POST /test/_search?search_type=count
{
    "aggs": {
        "group": {
            "terms": {
                "field": "country"
            },
            "aggs": {
                "group_docs": {
                    "top_hits": {
                        "size": 1,
                        "sort": [
                            {
                                "collected": {
                                    "order": "desc"
                                }
                            }
                        ]
                    }
                }
            }
        }
    }
}

Solution 2:

For those like user1892775 who run into "Fielddata is disabled on text fields by default...", you can create a multi field (https://www.elastic.co/guide/en/elasticsearch/reference/current/multi-fields.html). So you might have mapping like:

"mapping": {
    "properties": {
      "country": {"type": "string", "fields": {"raw": {"type": "string", "index": "not_analyzed"}}}
}

Then your query would look like

POST /test/_search?search_type=count
{
    "aggs": {
    "group": {
        "terms": {
            "field": "country.raw"
        },
        "aggs": {
            "group_docs": {
                "top_hits": {
                    "size": 1,
                    "sort": [
                        {
                            "collected": {
                                "order": "desc"
                            }
                        }
                    ]
                }
            }
        }
    }
  }
}

(Note the use of country.raw)

Solution 3:

The answer marked correct worked great for me. Here is how I added some extra filters. This is version 7.4 on AWS.
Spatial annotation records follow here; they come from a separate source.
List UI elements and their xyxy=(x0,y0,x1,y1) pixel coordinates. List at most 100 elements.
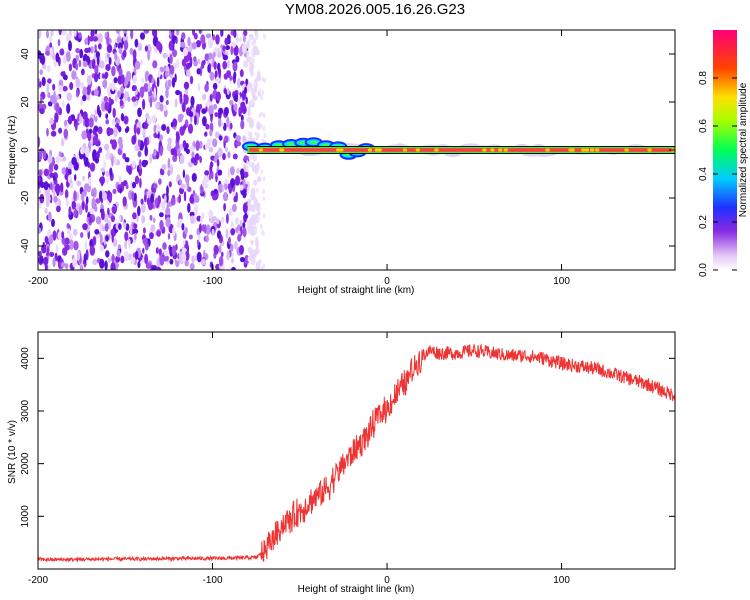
noise-blob xyxy=(222,60,228,70)
noise-blob xyxy=(80,98,84,106)
noise-blob xyxy=(156,76,160,88)
noise-blob xyxy=(220,107,223,114)
noise-blob xyxy=(230,45,234,56)
noise-blob xyxy=(132,74,137,84)
noise-blob xyxy=(229,99,234,106)
noise-blob xyxy=(121,74,125,85)
noise-blob xyxy=(103,160,106,169)
noise-blob xyxy=(247,256,251,262)
noise-blob xyxy=(254,228,257,233)
noise-blob xyxy=(89,35,94,42)
noise-blob xyxy=(49,47,53,58)
noise-blob xyxy=(260,123,263,129)
noise-blob xyxy=(84,117,90,128)
noise-blob xyxy=(122,196,127,207)
signal-peak xyxy=(498,148,503,152)
noise-blob xyxy=(263,78,267,83)
noise-blob xyxy=(237,224,241,231)
noise-blob xyxy=(149,232,154,240)
noise-blob xyxy=(190,215,195,224)
noise-blob xyxy=(153,87,157,99)
spectrogram-xlabel: Height of straight line (km) xyxy=(298,285,415,296)
noise-blob xyxy=(239,219,243,227)
noise-blob xyxy=(148,134,152,142)
figure-title: YM08.2026.005.16.26.G23 xyxy=(284,1,466,18)
noise-blob xyxy=(78,205,83,216)
noise-blob xyxy=(141,202,146,214)
noise-blob xyxy=(51,95,58,105)
noise-blob xyxy=(240,119,245,130)
noise-blob xyxy=(246,161,250,167)
noise-blob xyxy=(168,181,172,188)
noise-blob xyxy=(237,77,241,89)
signal-peak xyxy=(503,148,508,152)
noise-blob xyxy=(143,30,150,34)
noise-blob xyxy=(186,69,191,78)
noise-blob xyxy=(153,148,157,157)
noise-blob xyxy=(261,77,265,82)
noise-blob xyxy=(128,190,133,200)
noise-blob xyxy=(242,135,246,143)
noise-blob xyxy=(94,205,98,212)
noise-blob xyxy=(107,207,110,216)
noise-blob xyxy=(206,138,211,149)
noise-blob xyxy=(209,93,213,102)
noise-blob xyxy=(172,49,178,58)
noise-blob xyxy=(196,251,202,263)
noise-blob xyxy=(169,258,174,265)
noise-blob xyxy=(193,32,198,40)
noise-blob xyxy=(201,60,205,69)
noise-blob xyxy=(242,188,247,199)
noise-blob xyxy=(134,175,140,185)
noise-blob xyxy=(216,158,220,168)
noise-blob xyxy=(95,216,102,225)
noise-blob xyxy=(208,209,214,220)
noise-blob xyxy=(250,69,254,77)
noise-blob xyxy=(191,255,195,263)
noise-blob xyxy=(161,124,167,131)
noise-blob xyxy=(228,208,233,216)
noise-blob xyxy=(48,235,54,245)
noise-blob xyxy=(218,256,224,267)
noise-blob xyxy=(76,88,79,98)
noise-blob xyxy=(261,265,264,270)
noise-blob xyxy=(243,30,248,36)
snr-panel: -200 -100 0 100 1000 2000 3000 4000 Height of s… xyxy=(7,331,676,595)
noise-blob xyxy=(57,39,61,47)
noise-blob xyxy=(88,117,94,128)
noise-blob xyxy=(213,103,218,110)
noise-blob xyxy=(187,202,191,213)
noise-blob xyxy=(227,151,231,159)
noise-blob xyxy=(93,88,99,97)
noise-blob xyxy=(132,181,136,189)
noise-blob xyxy=(176,30,180,36)
noise-blob xyxy=(196,40,201,48)
snr-ylabel: SNR (10 * v/v) xyxy=(7,420,18,484)
signal-peak xyxy=(490,148,495,152)
noise-blob xyxy=(90,30,95,37)
noise-blob xyxy=(262,176,266,182)
noise-blob xyxy=(66,227,71,236)
noise-blob xyxy=(261,138,265,144)
noise-blob xyxy=(136,214,139,223)
noise-blob xyxy=(94,44,97,51)
noise-blob xyxy=(246,219,249,225)
noise-blob xyxy=(66,92,72,102)
noise-blob xyxy=(137,139,141,147)
noise-blob xyxy=(247,185,250,194)
noise-blob xyxy=(199,155,202,164)
noise-blob xyxy=(250,239,254,245)
noise-blob xyxy=(95,198,101,204)
noise-blob xyxy=(188,111,194,118)
noise-blob xyxy=(223,122,227,131)
noise-blob xyxy=(38,188,42,194)
noise-blob xyxy=(229,122,233,130)
noise-blob xyxy=(250,99,254,105)
noise-blob xyxy=(180,183,186,190)
noise-blob xyxy=(164,70,169,78)
noise-blob xyxy=(103,79,108,89)
noise-blob xyxy=(155,151,160,160)
noise-blob xyxy=(79,264,84,270)
noise-blob xyxy=(111,65,116,77)
noise-blob xyxy=(109,139,114,145)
The field I'm grouping by is a keyword field named tags.

  • For each group (tag), get top 3 documents sorted by date_uploaded descending.

  • Also show the total amount of documents within each group (tag).

  • Only consider non-deleted documents belonging to user 22.

  • Only return 10 groups (tags), sorted alphabetically.

  • For each document, return its ID (book_id) and date_uploaded. (Default is that all info is returned.)

  • Size:0 keeps the query from returning lots of info about all the documents.

      {'query': {'bool': {'filter': [{'terms': {'user_id': [22]}}, {'terms': {'deleted': ['false']}}]}},
       'size': 0,
       "aggs": {
          "group": {
              "terms": {
                  "field": "tags.keyword",
                  "size":10,
                  "order":{ "_key": "asc" }
              },  
              "aggs": {
                  "group_docs": {
                      "top_hits": {
                          "size": 3,
                          "_source":["book_id","date_uploaded"],
                          "sort": [ {"date_uploaded": { "order": "desc" }}]
                      }
                  }
              }
          }
      }
    

    }

Here is how to get each group (tag in my case) and the document matches for each group.

query_results = ... result of query
buckets = query_results["aggregations"]["group"]["buckets"]
for bucket in buckets:
    tag = bucket["key"]
    tag_doc_count = bucket["doc_count"]
    print tag, tag_total_doc_count
    tag_hits = bucket["group_docs"]["hits"]["hits"]
    for hit in tag_hits:
        source = hit["_source"]
        print source["book_id"], source["date_uploaded"]

FYI, the "group" term can be named anything. Just make sure to use the same name when getting buckets from your query results.